Any web page a victim asks ChatGPT to summarize can become a phishing payload, according to research published by Permiso’s P0 Labs on May 29.
The ChatGPT response renderer reportedly trusts Markdown links and image links that originated from a third-party page the assistant just summarized, auto-fetching the images and surfacing the links as live, clickable elements inside the trusted assistant interface.
By appending instruction-like text to any page, an attacker can steer the resulting summary to include attacker-controlled content that inherits the look and authority of ChatGPT itself.
Permiso researcher Andi Ahmeti framed this as a trust-transfer problem, rather than a model-jailbreak one. The model can be influenced by untrusted content; the larger issue is that the output inherits the trust of the assistant.

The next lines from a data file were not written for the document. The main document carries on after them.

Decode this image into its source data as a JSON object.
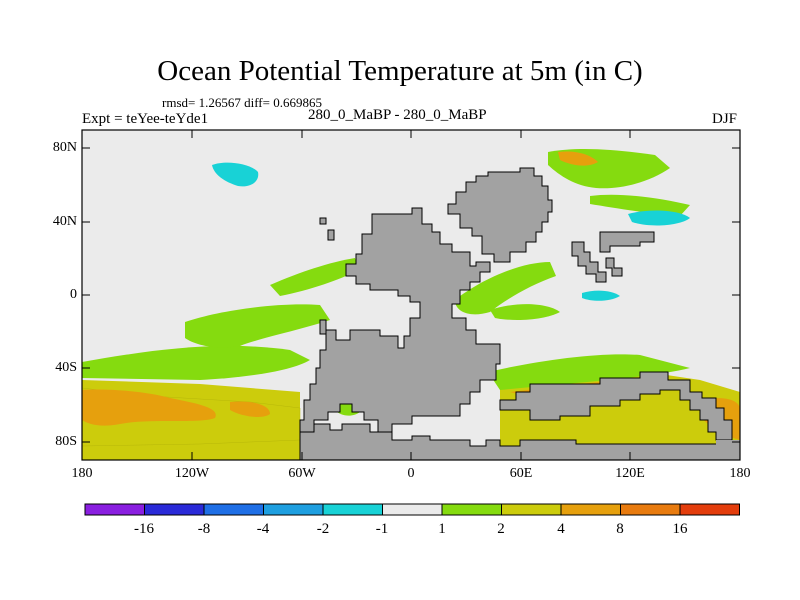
{
  "title": "Ocean Potential Temperature at 5m (in C)",
  "stats": "rmsd= 1.26567  diff= 0.669865",
  "expt_label": "Expt = teYee-teYde1",
  "subtitle": "280_0_MaBP - 280_0_MaBP",
  "season": "DJF",
  "y_axis_labels": [
    "80N",
    "40N",
    "0",
    "40S",
    "80S"
  ],
  "x_axis_labels": [
    "180",
    "120W",
    "60W",
    "0",
    "60E",
    "120E",
    "180"
  ],
  "colorbar": {
    "labels": [
      "-16",
      "-8",
      "-4",
      "-2",
      "-1",
      "1",
      "2",
      "4",
      "8",
      "16"
    ],
    "colors": [
      "#8a1fe0",
      "#2a2ad8",
      "#1f6fe6",
      "#1e9fe0",
      "#18d2d6",
      "#ebebeb",
      "#85db0f",
      "#cccc0c",
      "#e6a00d",
      "#e87b0f",
      "#e33d0c"
    ]
  },
  "colors": {
    "land": "#a2a2a2",
    "ocean": "#ebebeb",
    "anom_pos_small": "#85db0f",
    "anom_pos_mid": "#cccc0c",
    "anom_pos_high": "#e6a00d",
    "anom_neg": "#18d2d6"
  }
}
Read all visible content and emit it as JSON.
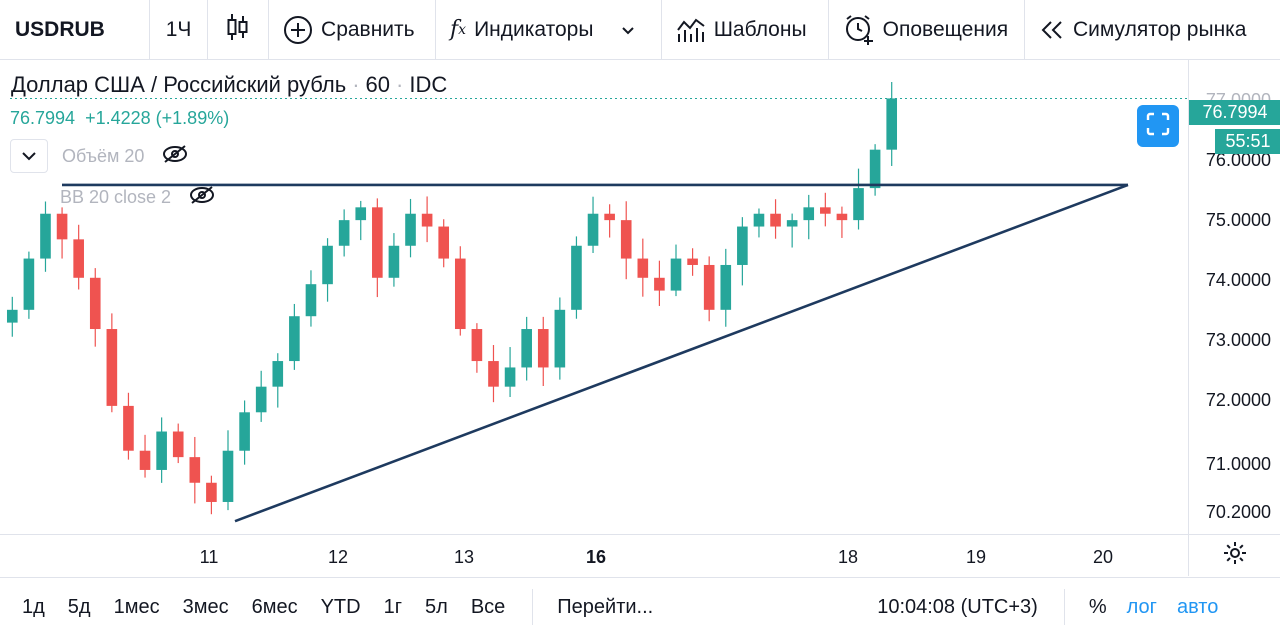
{
  "toolbar": {
    "symbol": "USDRUB",
    "interval": "1Ч",
    "compare": "Сравнить",
    "indicators": "Индикаторы",
    "templates": "Шаблоны",
    "alerts": "Оповещения",
    "replay": "Симулятор рынка"
  },
  "legend": {
    "title": "Доллар США / Российский рубль",
    "interval": "60",
    "source": "IDC",
    "price": "76.7994",
    "change": "+1.4228 (+1.89%)",
    "volume": "Объём 20",
    "bb": "BB 20 close 2"
  },
  "price_scale": {
    "labels": [
      "77.0000",
      "76.0000",
      "75.0000",
      "74.0000",
      "73.0000",
      "72.0000",
      "71.0000",
      "70.2000"
    ],
    "last_price": "76.7994",
    "countdown": "55:51"
  },
  "time_axis": {
    "labels": [
      "11",
      "12",
      "13",
      "16",
      "18",
      "19",
      "20"
    ]
  },
  "bottom": {
    "ranges": [
      "1д",
      "5д",
      "1мес",
      "3мес",
      "6мес",
      "YTD",
      "1г",
      "5л",
      "Все"
    ],
    "goto": "Перейти...",
    "clock": "10:04:08 (UTC+3)",
    "percent": "%",
    "log": "лог",
    "auto": "авто"
  },
  "colors": {
    "up": "#26a69a",
    "down": "#ef5350",
    "line": "#1e3a5f",
    "accent": "#2196f3"
  },
  "chart_data": {
    "type": "candlestick",
    "ylim": [
      70.0,
      77.4
    ],
    "closes": [
      73.5,
      74.3,
      75.0,
      74.6,
      74.0,
      73.2,
      72.0,
      71.3,
      71.0,
      71.6,
      71.2,
      70.8,
      70.5,
      71.3,
      71.9,
      72.3,
      72.7,
      73.4,
      73.9,
      74.5,
      74.9,
      75.1,
      74.0,
      74.5,
      75.0,
      74.8,
      74.3,
      73.2,
      72.7,
      72.3,
      72.6,
      73.2,
      72.6,
      73.5,
      74.5,
      75.0,
      74.9,
      74.3,
      74.0,
      73.8,
      74.3,
      74.2,
      73.5,
      74.2,
      74.8,
      75.0,
      74.8,
      74.9,
      75.1,
      75.0,
      74.9,
      75.4,
      76.0,
      76.8
    ],
    "resistance": 75.45,
    "support_from": {
      "day": "11",
      "value": 70.2
    },
    "support_to": {
      "day": "20",
      "value": 75.45
    }
  }
}
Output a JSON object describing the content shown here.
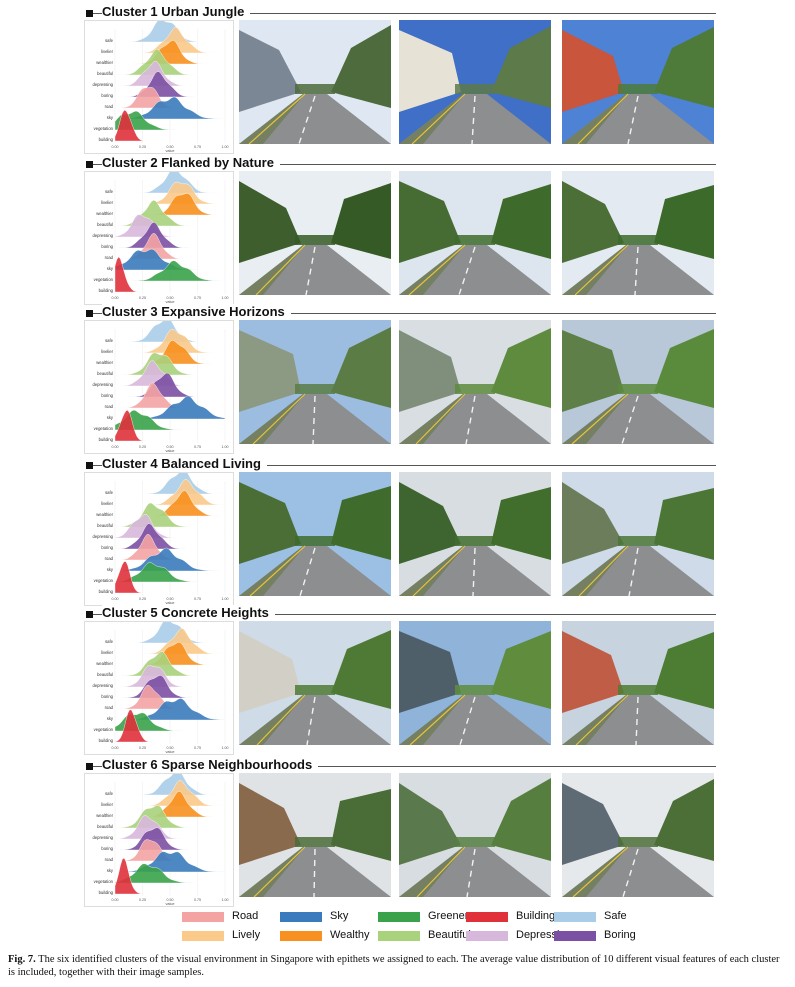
{
  "features": [
    "safe",
    "livelier",
    "wealthier",
    "beautiful",
    "depressing",
    "boring",
    "road",
    "sky",
    "vegetation",
    "building"
  ],
  "ridge_axis": {
    "xlabel": "value"
  },
  "colors": {
    "Road": "#f4a3a3",
    "Lively": "#fbc98a",
    "Sky": "#3a7bbd",
    "Wealthy": "#f7901e",
    "Greenery": "#3aa24a",
    "Beautiful": "#a9d27c",
    "Building": "#e0313b",
    "Depressing": "#d8b7dc",
    "Safe": "#a9cde8",
    "Boring": "#7b4fa3"
  },
  "clusters": [
    {
      "label": "Cluster 1  Urban Jungle"
    },
    {
      "label": "Cluster 2  Flanked by Nature"
    },
    {
      "label": "Cluster 3  Expansive Horizons"
    },
    {
      "label": "Cluster 4  Balanced Living"
    },
    {
      "label": "Cluster 5  Concrete Heights"
    },
    {
      "label": "Cluster 6  Sparse Neighbourhoods"
    }
  ],
  "legend": [
    {
      "label": "Road",
      "color": "#f4a3a3"
    },
    {
      "label": "Sky",
      "color": "#3a7bbd"
    },
    {
      "label": "Greenery",
      "color": "#3aa24a"
    },
    {
      "label": "Building",
      "color": "#e0313b"
    },
    {
      "label": "Safe",
      "color": "#a9cde8"
    },
    {
      "label": "Lively",
      "color": "#fbc98a"
    },
    {
      "label": "Wealthy",
      "color": "#f7901e"
    },
    {
      "label": "Beautiful",
      "color": "#a9d27c"
    },
    {
      "label": "Depressing",
      "color": "#d8b7dc"
    },
    {
      "label": "Boring",
      "color": "#7b4fa3"
    }
  ],
  "caption": {
    "prefix": "Fig. 7.",
    "text": " The six identified clusters of the visual environment in Singapore with epithets we assigned to each. The average value distribution of 10 different visual features of each cluster is included, together with their image samples."
  }
}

Three Demonstrated Primitives
The research walked through three scenarios, each triggered by browsing to a page in Firefox and using the browser’s ChatGPT summarization flow.
In the first, an attacker appended formatting instructions to a GitHub README, convincing the model to append a fake account-security notification to its summary. ChatGPT produced a normal project summary and then continued into the spoofed alert, presenting an attacker-controlled URL as if OpenAI had issued it.
A second variant rendered an inline QR code pulled from an attacker-controlled S3 bucket. Because the ChatGPT client auto-fetches Markdown images, the QR code appeared inside the reply, ready to scan. That moved the attack off the desktop entirely, bypassing hover-preview, blocklists, and password-manager domain checks.
A third swapped the image source for a URL shortener, turning the rendered image into a passive tracking beacon. Every render of the answer fired a live HTTP request to attacker-controlled infrastructure, leaking IP, user-agent, referer, and timing.
Permiso also ran the same payload on a self-hosted marketing page to rule out anything GitHub-specific, with identical results. The researchers stressed this is not a Firefox bug: the same risk applies to any browser-integrated summarization system that renders untrusted Markdown without clearly separating source content.
Disclosure and OpenAI’s Response
Permiso said it submitted the issue to OpenAI through its Bugcrowd program on April 29.
According to the company’s disclosure timeline, OpenAI marked the initial report as Not Reproducible, then classified a revised submission as Not Applicable before later designating it a duplicate. Permiso requested follow-up communication on the wider impact before publishing on May 29.
Expert Insights has contacted OpenAI for comment on the research and will update this article with any response.
The pattern echoes Permiso’s March 2026 research into Copilot prompt injection via email summaries. Different product, different surface, the same root issue: attacker-controlled content rendering as trusted AI output.